Le nouveau projet des fédérations nationales mérite des éclaircissements
C’est
en avril que se tiendront les assemblées générales électives au sein
des 17 fédérations sportives de sports olympiques, conformément à la
charte du Comité international olympique et aux recommandations du
Cnot qui fixent le mandat des différentes instances à quatre ans
correspondant à la durée d’une olympiade.
Dans le souci de
synchroniser et de réglementer la tenue de ces assemblées, la tutelle a
présenté un projet afin d’officialiser la restructuration de notre
sport et intégrer les spécialistes (entraîneurs, arbitres, ex-joueurs)
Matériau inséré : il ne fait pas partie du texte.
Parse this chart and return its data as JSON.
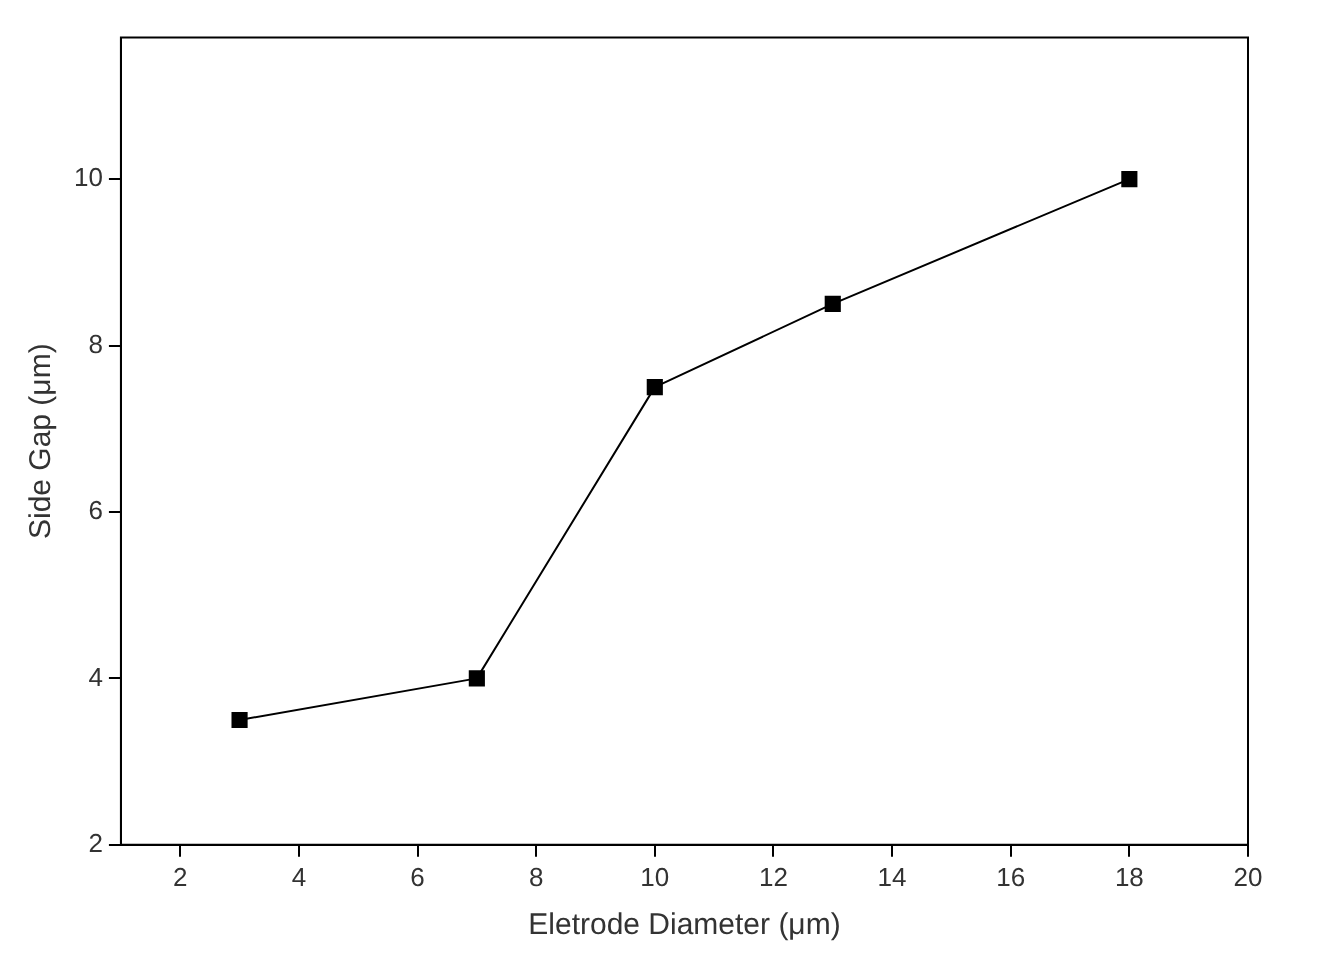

dans nos fédérations ainsi que les femmes, ce qui aidera sûrement à
renouveler un paysage de responsables dont l’héritage est devenu trop
lourd…
Mais il ne faut pas non plus que les nouveaux arrivants se
nourrissent d’illusions : ils seront confrontés à l’épreuve des
résultats.
Ambiguïté
A l’approche des assemblées générales électives, nous avons remarqué une certaine ambiguïté dans ces projets.
En
effet, l’article 35 stipule que tous les membres, présidents inclus,
sont élus par les clubs et sont obligés de désigner deux membres
féminins, même si leur élection ne doit pas satisfaire certaines
conditions imposées aux membres masculins. Dans ce cas, la tutelle
n’est plus habilitée à procéder à la désignation d’un tiers des
membres, comme c’est pratiqué habituellement depuis longtemps, et
l’élément féminin n’est pas tenu d’avoir une expérience dans le domaine
du sport géré par les fédérations en question. Mais le membre fédéral
masculin est, lui, censé avoir des connaissances.
Il est vrai que
ces nouveaux règlements trouvent leur crédit en incitant les clubs à
assumer leurs responsabilités par le biais des suffrages, mais les
risques seront présents en excluant des compétences par une liste
unique.
Il y a aussi une autre complication dans ce nouveau projet
en exigeant aux nouveaux membres un certain niveau d’instruction (bac +
2). Cette condition aura l’effet d’exclure — sans aucun doute — ceux
qui ne cessent de rendre service à notre sport.
L’article 42
Pour ce qui est de l’article 42, il est aberrant de permettre à la
base d’élire, en toute liberté, un nouveau bureau tout en délimitant le
nombre de mandats (3 mandats).
Le problème réside toutefois dans
la rétroactivité de cette réglementation (2002) qui fait curieusement
partie des nouveaux statuts (2009), ceci est en contradiction avec les
règles juridiques.
Il est aussi aberrant que les listes des nouveaux membres fédéraux soient approuvées par la tutelle ou le Cnot.
Elles devront passer par des élections…
Tout
compte fait, il ne s’agit là que d’une lecture du projet des nouveaux
statuts. La tutelle aura évidemment le temps de rectifier le tir, en
prenant les décisions appropriées, celles qu’elle jugera utiles.